Yellowknife, the gold-mining town on Great Slave Lake, in the North-west Territories, centre of general mining and oil-exploration activities, is served by an extensive road network linking mines, outlying mining camps, the wharves on the shores of Great Slave, the airfield and so on. These highways are used by heavy lorries, the halftracks and cars of Northern Affairs officials and mining personnel, as well as private cars and the largest fleet of radio taxis (per capita of the population) in Canada.

Likewise, the major mining locality at Pine Point, in " wilderness territory" on the river and lake routes to the outside, and Eldorado Uranium on 9reat Bear Lake in the Arctic, have their own " local" road networks which remain open even in the worst Arctic weather.

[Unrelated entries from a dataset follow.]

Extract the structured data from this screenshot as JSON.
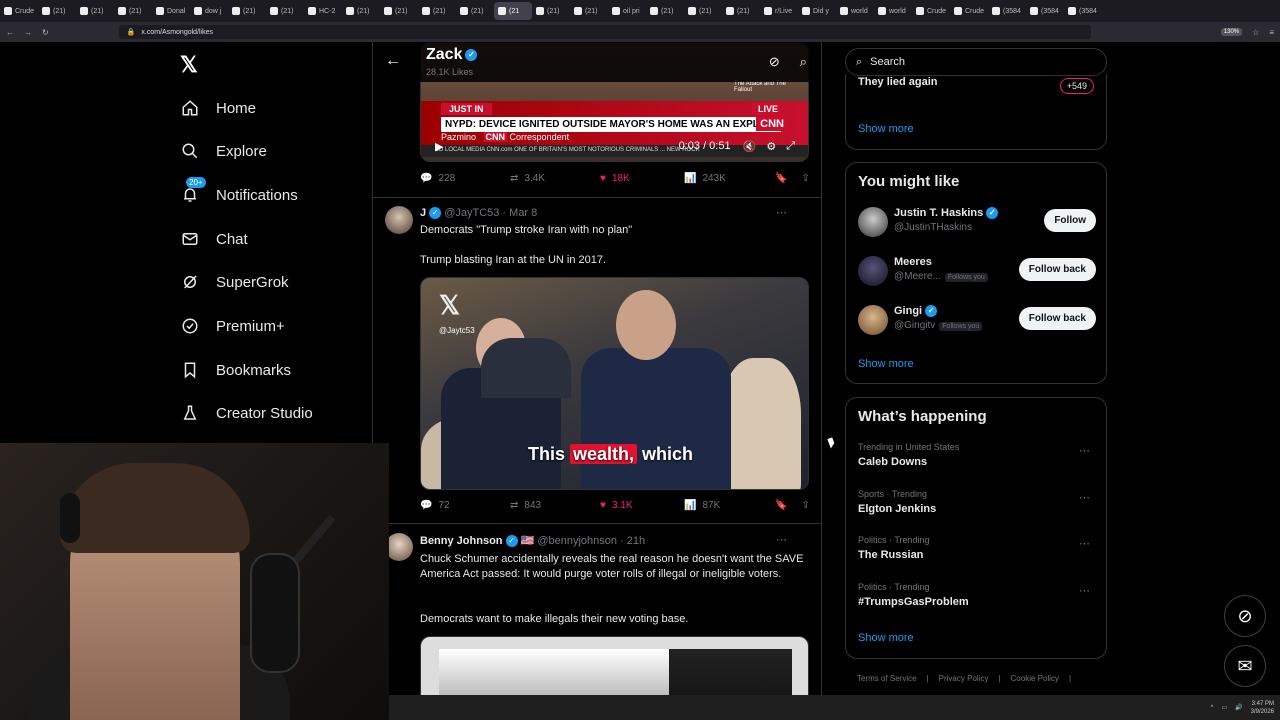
{
  "browser": {
    "tabs": [
      "Crude",
      "(21)",
      "(21)",
      "(21)",
      "Donal",
      "dow j",
      "(21)",
      "(21)",
      "HC-2",
      "(21)",
      "(21)",
      "(21)",
      "(21)",
      "(21)",
      "(21)",
      "(21)",
      "oil pri",
      "(21)",
      "(21)",
      "(21)",
      "r/Live",
      "Did y",
      "world",
      "world",
      "Crude",
      "Crude",
      "(3584",
      "(3584",
      "(3584"
    ],
    "active_tab_label": "(21",
    "url": "x.com/Asmongold/likes",
    "zoom": "130%"
  },
  "nav": {
    "items": [
      {
        "label": "Home",
        "icon": "home-icon"
      },
      {
        "label": "Explore",
        "icon": "search-icon"
      },
      {
        "label": "Notifications",
        "icon": "bell-icon"
      },
      {
        "label": "Chat",
        "icon": "mail-icon"
      },
      {
        "label": "SuperGrok",
        "icon": "grok-icon"
      },
      {
        "label": "Premium+",
        "icon": "verified-icon"
      },
      {
        "label": "Bookmarks",
        "icon": "bookmark-icon"
      },
      {
        "label": "Creator Studio",
        "icon": "flask-icon"
      }
    ],
    "notifications_badge": "20+"
  },
  "header": {
    "title": "Zack",
    "subtitle": "28.1K Likes"
  },
  "tweet1": {
    "video": {
      "just_in": "JUST IN",
      "live": "LIVE",
      "headline": "NYPD: DEVICE IGNITED OUTSIDE MAYOR'S HOME WAS AN EXPLOSIVE DEVICE",
      "reporter": "Pazmino",
      "network": "CNN",
      "reporter_role": "Correspondent",
      "ticker": "ED LOCAL MEDIA     CNN.com     ONE OF BRITAIN'S MOST NOTORIOUS CRIMINALS ... NEW ROCK",
      "time": "0:03 / 0:51",
      "top_right": "The Attack and The Fallout"
    },
    "replies": "228",
    "reposts": "3.4K",
    "likes": "18K",
    "views": "243K"
  },
  "tweet2": {
    "name": "J",
    "handle": "@JayTC53",
    "date": "Mar 8",
    "text1": "Democrats \"Trump stroke Iran with no plan\"",
    "text2": "Trump blasting Iran at the UN in 2017.",
    "watermark_handle": "@Jaytc53",
    "caption_before": "This ",
    "caption_highlight": "wealth,",
    "caption_after": " which",
    "replies": "72",
    "reposts": "843",
    "likes": "3.1K",
    "views": "87K"
  },
  "tweet3": {
    "name": "Benny Johnson",
    "handle": "@bennyjohnson",
    "date": "21h",
    "text1": "Chuck Schumer accidentally reveals the real reason he doesn't want the SAVE America Act passed: It would purge voter rolls of illegal or ineligible voters.",
    "text2": "Democrats want to make illegals their new voting base."
  },
  "right": {
    "search_placeholder": "Search",
    "top_box": {
      "partial_text": "They lied again",
      "count": "+549",
      "show_more": "Show more"
    },
    "who_to_follow": {
      "title": "You might like",
      "people": [
        {
          "name": "Justin T. Haskins",
          "handle": "@JustinTHaskins",
          "verified": true,
          "follows_you": "",
          "button": "Follow"
        },
        {
          "name": "Meeres",
          "handle": "@Meere...",
          "verified": false,
          "follows_you": "Follows you",
          "button": "Follow back"
        },
        {
          "name": "Gingi",
          "handle": "@Gingitv",
          "verified": true,
          "follows_you": "Follows you",
          "button": "Follow back"
        }
      ],
      "show_more": "Show more"
    },
    "trends": {
      "title": "What’s happening",
      "items": [
        {
          "category": "Trending in United States",
          "topic": "Caleb Downs"
        },
        {
          "category": "Sports · Trending",
          "topic": "Elgton Jenkins"
        },
        {
          "category": "Politics · Trending",
          "topic": "The Russian"
        },
        {
          "category": "Politics · Trending",
          "topic": "#TrumpsGasProblem"
        }
      ],
      "show_more": "Show more"
    },
    "footer": [
      "Terms of Service",
      "Privacy Policy",
      "Cookie Policy"
    ]
  },
  "taskbar": {
    "time": "3:47 PM",
    "date": "3/9/2026"
  },
  "colors": {
    "accent": "#1d9bf0",
    "like": "#f91880",
    "border": "#2f3336",
    "muted": "#71767b"
  }
}
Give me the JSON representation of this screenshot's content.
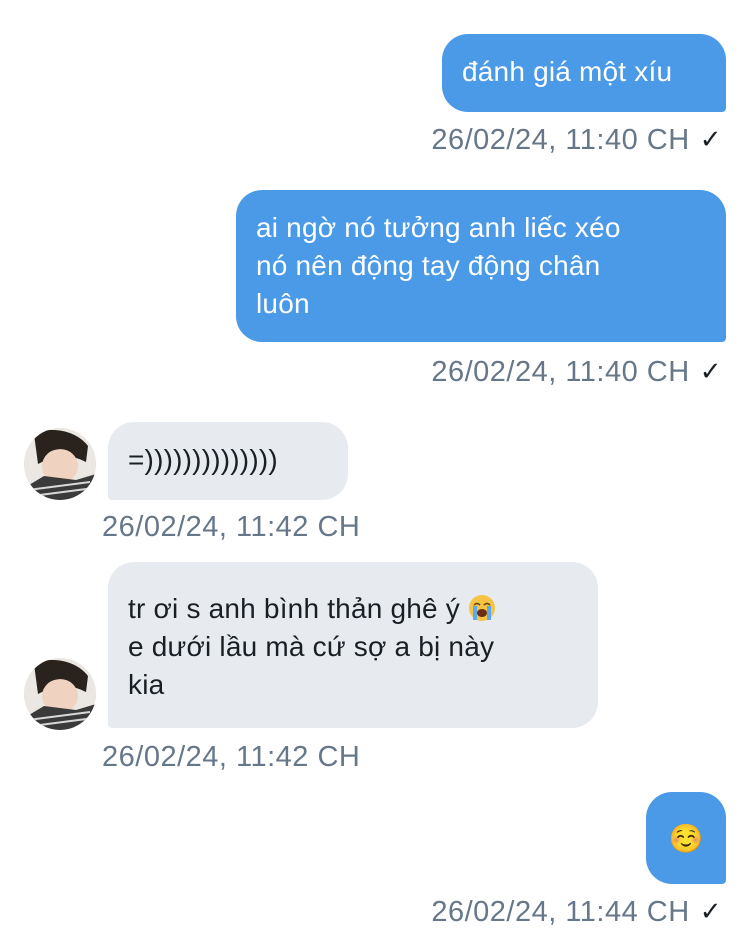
{
  "messages": [
    {
      "direction": "outgoing",
      "text": "đánh giá một xíu",
      "timestamp": "26/02/24, 11:40 CH",
      "status_icon": "checkmark-icon"
    },
    {
      "direction": "outgoing",
      "lines": [
        "ai ngờ nó tưởng anh liếc xéo",
        "nó nên động tay động chân",
        "luôn"
      ],
      "timestamp": "26/02/24, 11:40 CH",
      "status_icon": "checkmark-icon"
    },
    {
      "direction": "incoming",
      "text": "=))))))))))))))",
      "timestamp": "26/02/24, 11:42 CH"
    },
    {
      "direction": "incoming",
      "line1": "tr ơi s anh bình thản ghê ý",
      "line1_emoji": "loudly-crying-face-emoji",
      "lines_rest": [
        "e dưới lầu mà cứ sợ a bị này",
        "kia"
      ],
      "timestamp": "26/02/24, 11:42 CH"
    },
    {
      "direction": "outgoing",
      "emoji": "☺️",
      "timestamp": "26/02/24, 11:44 CH",
      "status_icon": "checkmark-icon"
    }
  ],
  "checkmark_glyph": "✓",
  "colors": {
    "outgoing_bubble": "#4a9ae7",
    "incoming_bubble": "#e7ebf0",
    "timestamp_text": "#66778a"
  }
}
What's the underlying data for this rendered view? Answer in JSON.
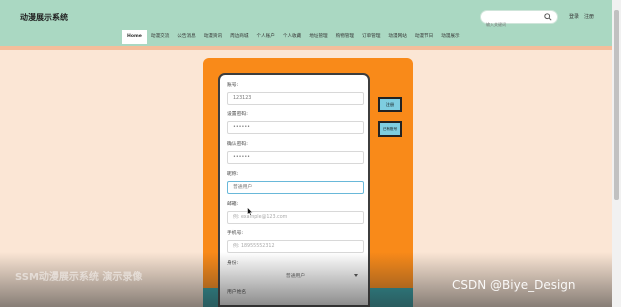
{
  "header": {
    "site_title": "动漫展示系统",
    "search_placeholder": "输入关键词",
    "login_label": "登录",
    "register_label": "注册"
  },
  "nav": {
    "items": [
      {
        "label": "Home",
        "active": true
      },
      {
        "label": "动漫交流"
      },
      {
        "label": "公告消息"
      },
      {
        "label": "动漫资讯"
      },
      {
        "label": "周边商城"
      },
      {
        "label": "个人账户"
      },
      {
        "label": "个人收藏"
      },
      {
        "label": "地址管理"
      },
      {
        "label": "购物管理"
      },
      {
        "label": "订单管理"
      },
      {
        "label": "动漫网站"
      },
      {
        "label": "动漫节日"
      },
      {
        "label": "动漫展示"
      }
    ]
  },
  "form": {
    "account": {
      "label": "账号:",
      "value": "123123"
    },
    "password": {
      "label": "设置密码:",
      "value": "••••••"
    },
    "confirm_password": {
      "label": "确认密码:",
      "value": "••••••"
    },
    "nickname": {
      "label": "昵称:",
      "value": "普通用户"
    },
    "email": {
      "label": "邮箱:",
      "placeholder": "例: example@123.com"
    },
    "phone": {
      "label": "手机号:",
      "placeholder": "例: 18955552312"
    },
    "identity": {
      "label": "身份:",
      "value": "普通用户"
    },
    "username": {
      "label": "用户姓名"
    }
  },
  "buttons": {
    "register": "注册",
    "has_account": "已有账号"
  },
  "watermarks": {
    "left": "SSM动漫展示系统 演示录像",
    "right": "CSDN @Biye_Design"
  },
  "colors": {
    "header_bg": "#aad8c2",
    "page_bg": "#fbe6d5",
    "panel": "#f98a19",
    "teal": "#2e9ba1",
    "button": "#7ecde0"
  },
  "icons": [
    "search-icon",
    "caret-down-icon",
    "mouse-cursor-icon"
  ]
}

Traffic at such settlements as the Eskimo-Indian village of Aklavik ranges from the decrepit Hillman owned by an Eskimo to the crawler tractor outfits that deliver, in lurching gait, 500 tons and more of supplies to military sites.

A tractor sledge-train of supplies was recently driven from Central Alaska across unmapped Arctic solitudes to Aklavik, blazing, in local vernacular, a "winter trail." It might be noted that several of the major roads that span the Canadian " North " were " winter roads" only 10 years ago.

The new highway from Edmonton to the Arctic now under construction will link existing winter trails and the many " local" roads into one all-weather highway nearly 1,400 miles long.

"Winter Trails"

It may be some years before heavy transport travels along the " winter trails" that serve the growing iron-ore and nickel-mining settlements flanking Hudson Bay. But already local roads are coming into operation there, and the Canadian Department of Transport's plans include one to build a road from the settlements across the minerally rich Barren Lands to Yellowknife.

Operators in Britain who contemplate the chaos caused by blizzards here will wonder if, indeed, it is practicable to rely on road transport to broach the mineral wealth of the Canadian "North." The answer is in the words of a Mack driver, one of the score or so with whom I spent two months driving in the Canadian Northlands.

" It's sure cold up here in winter_ Frost seizes-up working parts. Oil and gas turns sour on you. Ice comes up through sound road surfaces, bringing transport to a halt until the maintenance guys come up with dynamite and scrapers and fire. It's dark most of the winter, too. But the trucks get through O.K. And there's no dust like in summer."